H. Sakasegawa, A. Kohyama, Y. Katoh, M. Tamura, Y. Khono, A. Kimura
Fusion Science and Technology | Volume 44 | Number 1 | July 2003 | Pages 196-200
Technical Paper | Fusion Energy - Fusion Materials | doi.org/10.13182/FST03-A333
Articles are hosted by Taylor and Francis Online.
Reduced Activation Ferritic/Martensitic steels (RAFs) are leading candidates for blanket and first wall structures of the D-T fusion reactors. Recently, in order to achieve better efficiency of energy conversion by using RAFs in advanced blanket systems, improvement of high temperature mechanical property of RAFs is desired. In this work, experimental alloys, FETA-series (Fe-Ta-C or N) steels, were prepared to observe precipitation hardening mechanism by MX-type particles at elevated temperatures in detail.

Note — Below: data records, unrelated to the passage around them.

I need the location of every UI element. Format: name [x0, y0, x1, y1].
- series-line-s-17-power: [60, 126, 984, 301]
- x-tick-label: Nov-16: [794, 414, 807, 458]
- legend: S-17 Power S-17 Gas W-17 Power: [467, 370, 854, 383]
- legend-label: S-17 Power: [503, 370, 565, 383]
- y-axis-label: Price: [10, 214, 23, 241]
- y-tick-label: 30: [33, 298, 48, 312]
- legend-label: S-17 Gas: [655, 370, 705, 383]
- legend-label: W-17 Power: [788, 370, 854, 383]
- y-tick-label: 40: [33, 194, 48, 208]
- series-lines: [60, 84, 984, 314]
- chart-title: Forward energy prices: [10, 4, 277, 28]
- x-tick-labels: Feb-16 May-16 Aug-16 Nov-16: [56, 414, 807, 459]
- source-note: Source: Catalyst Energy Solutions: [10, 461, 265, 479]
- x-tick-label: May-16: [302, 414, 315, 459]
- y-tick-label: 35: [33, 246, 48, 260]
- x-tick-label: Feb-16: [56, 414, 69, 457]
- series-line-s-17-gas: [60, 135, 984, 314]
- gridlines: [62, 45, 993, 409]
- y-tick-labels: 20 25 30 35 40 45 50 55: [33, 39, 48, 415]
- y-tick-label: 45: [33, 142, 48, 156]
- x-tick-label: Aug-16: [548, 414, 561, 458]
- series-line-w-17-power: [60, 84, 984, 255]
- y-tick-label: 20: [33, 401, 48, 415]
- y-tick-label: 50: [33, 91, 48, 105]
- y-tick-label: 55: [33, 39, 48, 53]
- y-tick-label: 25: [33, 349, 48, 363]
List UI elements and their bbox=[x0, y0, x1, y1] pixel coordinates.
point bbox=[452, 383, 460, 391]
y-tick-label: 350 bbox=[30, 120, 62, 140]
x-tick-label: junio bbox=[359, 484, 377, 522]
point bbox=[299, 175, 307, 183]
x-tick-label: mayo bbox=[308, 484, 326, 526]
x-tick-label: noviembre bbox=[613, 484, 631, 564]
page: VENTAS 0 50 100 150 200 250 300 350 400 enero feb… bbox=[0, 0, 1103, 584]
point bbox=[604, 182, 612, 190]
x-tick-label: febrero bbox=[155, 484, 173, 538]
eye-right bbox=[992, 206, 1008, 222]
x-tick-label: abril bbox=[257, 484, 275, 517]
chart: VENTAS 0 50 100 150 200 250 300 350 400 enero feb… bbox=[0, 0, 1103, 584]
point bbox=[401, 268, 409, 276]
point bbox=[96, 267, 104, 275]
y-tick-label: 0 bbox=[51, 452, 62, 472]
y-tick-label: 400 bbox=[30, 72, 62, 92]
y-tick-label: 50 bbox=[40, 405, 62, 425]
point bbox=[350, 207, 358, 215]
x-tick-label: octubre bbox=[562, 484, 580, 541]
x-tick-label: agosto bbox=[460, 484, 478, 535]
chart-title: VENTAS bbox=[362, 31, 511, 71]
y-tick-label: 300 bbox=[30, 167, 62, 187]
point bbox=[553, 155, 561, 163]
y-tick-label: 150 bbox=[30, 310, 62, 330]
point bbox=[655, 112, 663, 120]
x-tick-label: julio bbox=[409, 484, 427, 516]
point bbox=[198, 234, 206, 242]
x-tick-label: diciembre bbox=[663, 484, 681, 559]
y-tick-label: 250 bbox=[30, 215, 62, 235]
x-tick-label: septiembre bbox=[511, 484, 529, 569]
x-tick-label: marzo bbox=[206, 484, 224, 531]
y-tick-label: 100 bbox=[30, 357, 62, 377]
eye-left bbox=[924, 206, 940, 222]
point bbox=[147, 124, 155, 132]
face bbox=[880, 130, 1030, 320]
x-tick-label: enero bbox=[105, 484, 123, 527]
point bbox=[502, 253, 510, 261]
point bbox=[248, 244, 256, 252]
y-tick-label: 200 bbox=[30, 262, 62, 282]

According to the results, innovative improvement of creep property can be achieved by applying of precipitation hardening by very fine TaX (X=C, N) particles. With increasing tantalum content, finer dispersion of MX-type particles, dislocation structures and sub-grain structures were observed by TEM (Transmission Electron Microscopy). These fine structures contributed to the improvement of creep property.